For many old timers (heck, that includes me) NIC teaming with LACP mode was the best of the best, at least when it comes to teaming options. Other modes often led to passive/active, less than optimal receiving network traffic aggregation. Basically, and perhaps over simplified, I could say the other options were only used if you had no other choice to get things to work. Which we did a lot … I used Intel’s different teaming modes for various reasons in the past (before we had MLAG, VLT, VPC, …). Trying to use LACP where possible was a good approach in the past in physical deployments and early virtualized environments when 1Gbps networking dominated the datacenter realm and Windows did not have native support for LBFO.

But even LACP, even in those days, had some drawbacks. It’s the most demanding form of teaming. For one it required switch stacking. This demands the same brand and type of switches and that means you have no redundancy during firmware upgrades. That’s bad, as the only way to work around that is to move all workload to another rack unit … if you even had the capability to do that! So even in days past we chose different models if teaming out of need or because of the above limitations for high availability. But the superiority of NIC teaming with LACP still stands for many and as modern switches support MLAG, VLT, etc. the drawback of stacking can be avoided.
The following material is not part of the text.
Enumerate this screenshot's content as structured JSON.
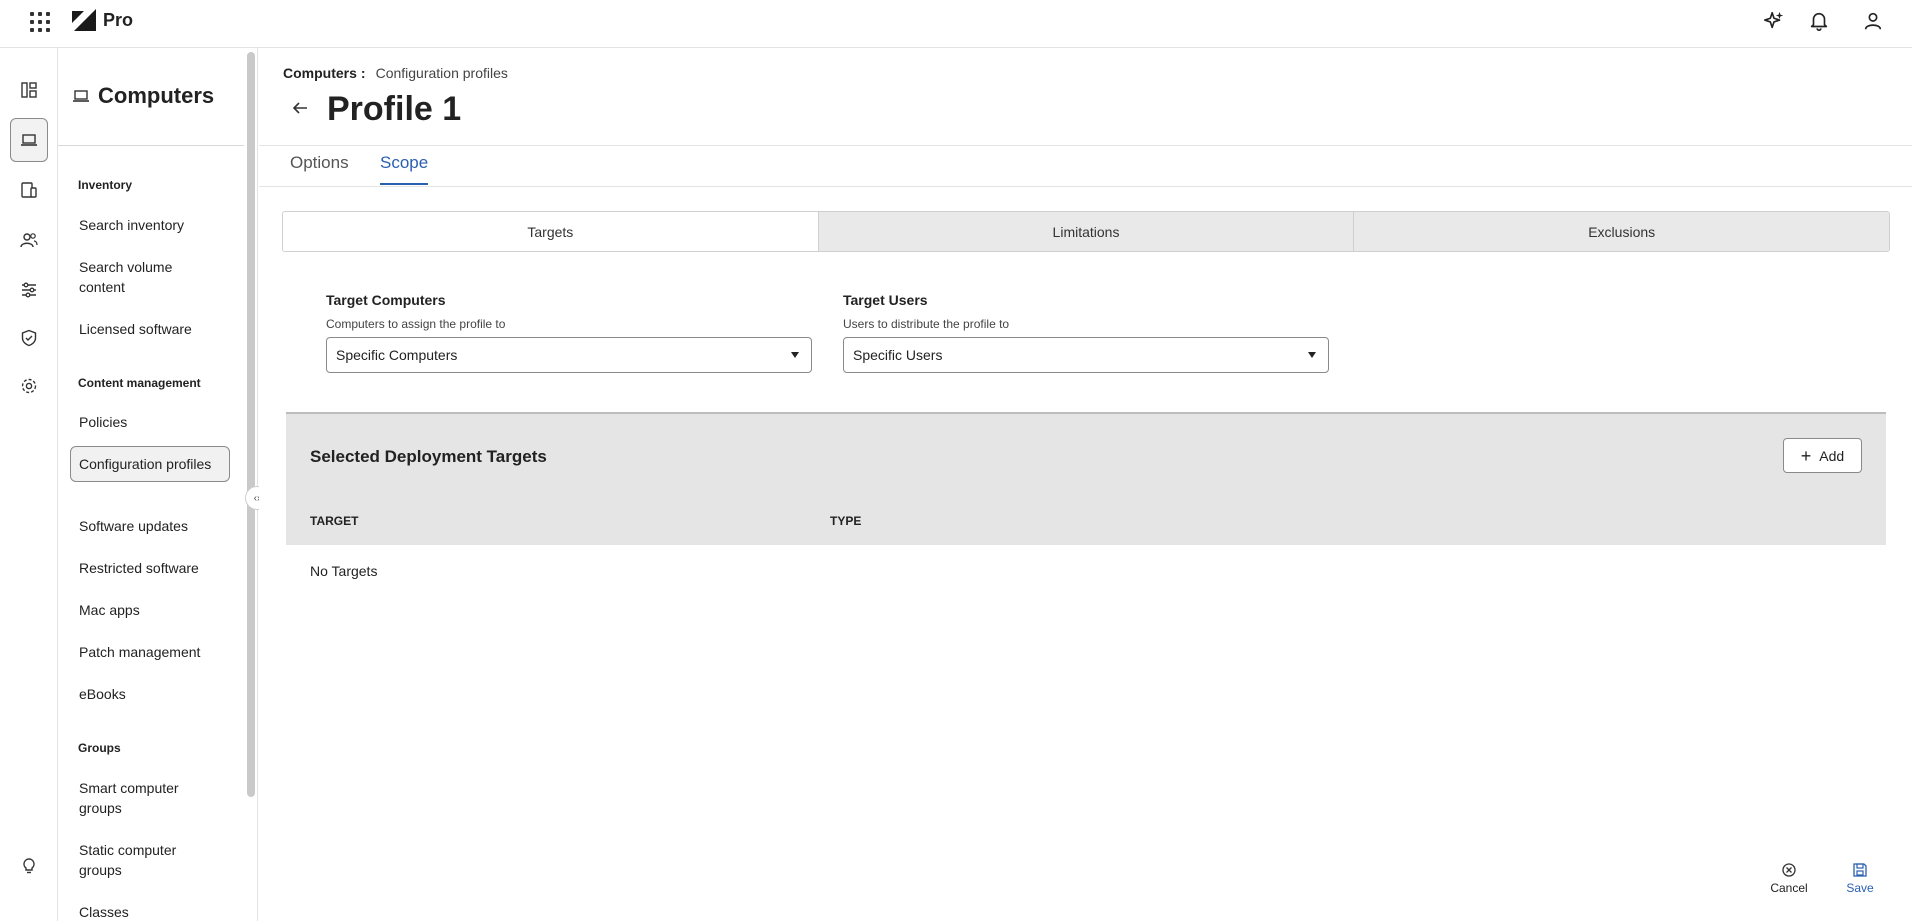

So does that mean LACP for NIC teaming is always the superior choice today?

Some argue it is and now they have found support in the documentation about Microsoft CPS system documentation about Microsoft CPS system. Look, even if Microsoft chose to use LACP in their solutions it’s based on their particular design and the needs of that design I do not concur that this is the best overall. It is however a valid & probably the choice for their specific setup. While I applaud the use of MLAG (when available to you a no or very low cost) to have all bases covered but it does not mean that LACP is the best choice for the majority of use cases with Hyper-V deployments. Microsoft actually agrees with me on this in their Windows Server 2012 R2 NIC Teaming (LBFO) Deployment and Management guide. They state that Switch Independent configuration / Dynamic distribution (or Hyper-V Port if on Hyper-V and if not on W2K12R2)  is the best possible default choice is for teaming in both native and Hyper-V environments. I concur, even if perhaps not that strong for native workloads (it depends). Exceptions to this:

  • Teaming is being performed in a VM (which should be rare),
  • Switch dependent teaming (e.g., LACP) is required by policy, or
  • Operation of a two-member Active/Standby team is required by policy.

In other words in 2 out of 3 cases the reason is a policy, not a technical superior solution …

Note that there are differences between Address Hash, Hyper-V Port mode & the new dynamic distribution modes and the latter has made things better in W2K12R2 in regards to bandwidth but you’ll need the read the white papers. Use dynamic as default, it is the best. Also note that LACP/Switch Dependent doesn’t mean you can send & receive to and from a VM over the aggregated bandwidth of all team members. Life is more complicated than that. So if that’s you’re main reason for switch dependent, and think you’re done => be ware Winking smile.

Switch Independent is also way better for optimization of VMQ. You have more queues available (sum-of-queues) and the IO path is very predictable & optimized.

If you don’t control the switches there’s a lot more cross team communication involved to set up teaming for your hosts. There’s more complexity in these configurations so more possibilities for errors or bugs. Operational ease is also a factor.

The biggest draw back could be that for receiving traffic you cannot get more than the bandwidth a single team member can deliver. That’s true but optimizing receiving traffic has it’s own demands and might not always be that great if the switch configuration isn’t that smart & capable. Do I ever miss the potential ability to aggregate incoming traffic. In real life I do not (yet) but in some configurations it could do a great job to optimize that when needed.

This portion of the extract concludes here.